Look for patterns ● qsub vs qrsh ○ log directories: do they exist? ○ Check SGE emails. Is the listed memory (max_vmem) similar to the one you requested (h_vmem)? ○ qsub is stricter with resources, like data.table::setDTthreads(1) ● 12 random directories? 12 cores? ○ Try fewer cores ○ Try using memory per core ○ Check memory of objects in an interactive session with ls() and pryr::object_size() ● BiocParallel ○ Use the bpparam argument, don’t rewrite the code. Aka, try out SerialParam() ■ MulticoreParam(1) defaults to SerialParam() ○ Do you have unused large objects?
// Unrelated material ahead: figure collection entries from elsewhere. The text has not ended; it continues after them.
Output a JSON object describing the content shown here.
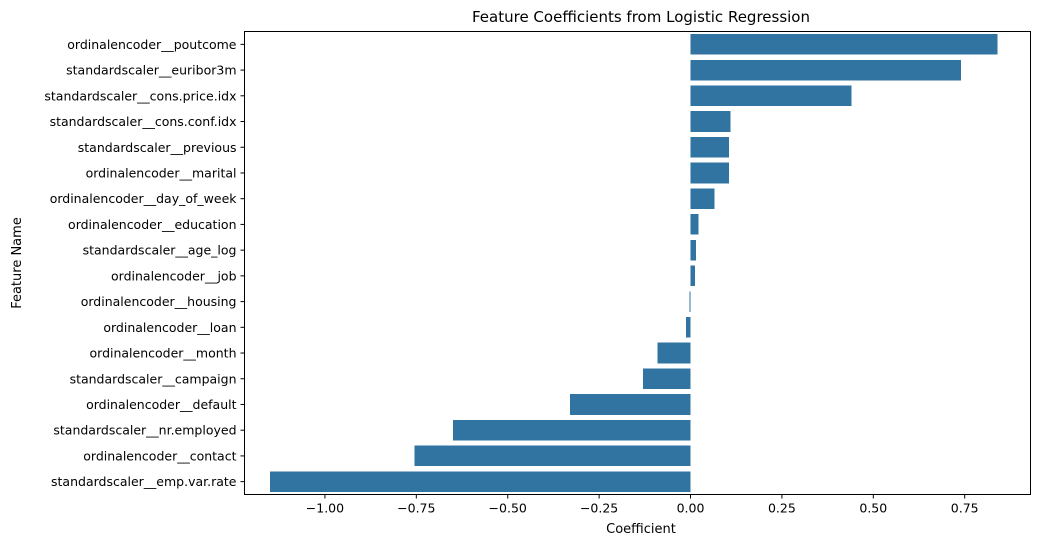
{
  "chart_data": {
    "type": "bar",
    "orientation": "horizontal",
    "title": "Feature Coefficients from Logistic Regression",
    "xlabel": "Coefficient",
    "ylabel": "Feature Name",
    "xlim": [
      -1.22,
      0.93
    ],
    "xticks": [
      -1.0,
      -0.75,
      -0.5,
      -0.25,
      0.0,
      0.25,
      0.5,
      0.75
    ],
    "xtick_labels": [
      "−1.00",
      "−0.75",
      "−0.50",
      "−0.25",
      "0.00",
      "0.25",
      "0.50",
      "0.75"
    ],
    "grid": false,
    "bar_color": "#3274a1",
    "categories": [
      "ordinalencoder__poutcome",
      "standardscaler__euribor3m",
      "standardscaler__cons.price.idx",
      "standardscaler__cons.conf.idx",
      "standardscaler__previous",
      "ordinalencoder__marital",
      "ordinalencoder__day_of_week",
      "ordinalencoder__education",
      "standardscaler__age_log",
      "ordinalencoder__job",
      "ordinalencoder__housing",
      "ordinalencoder__loan",
      "ordinalencoder__month",
      "standardscaler__campaign",
      "ordinalencoder__default",
      "standardscaler__nr.employed",
      "ordinalencoder__contact",
      "standardscaler__emp.var.rate"
    ],
    "values": [
      0.84,
      0.74,
      0.44,
      0.11,
      0.105,
      0.105,
      0.065,
      0.022,
      0.015,
      0.012,
      -0.003,
      -0.012,
      -0.09,
      -0.13,
      -0.33,
      -0.65,
      -0.755,
      -1.15
    ]
  }
}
Try using rm() prior to bplapply()

Slide 7

Slide 7 text

Need more information? ● Use message() and/or print() ● Use stopifnot() for checks ● Use dim() for objects that might be getting filtered, just to check that they have the expected dimensions

Slide 8

Slide 8 text

Avoid some common pitfalls ● Use a single qsub log file ○ Helps understand the context of standard error & output ● Avoid hard-coded subsetting ○ Like: ■ df[, c(1, 3)] ○ Use: ■ vars <- c("hola", "hi") ■ stopifnot(all(vars %in% colnames(df)) ■ df[, vars] ● Include R session info: always ○ library("sessioninfo") ○ ## Reproducibility information ○ print('Reproducibility information:') ○ Sys.time() ○ proc.time() ○ options(width = 120) ○ session_info()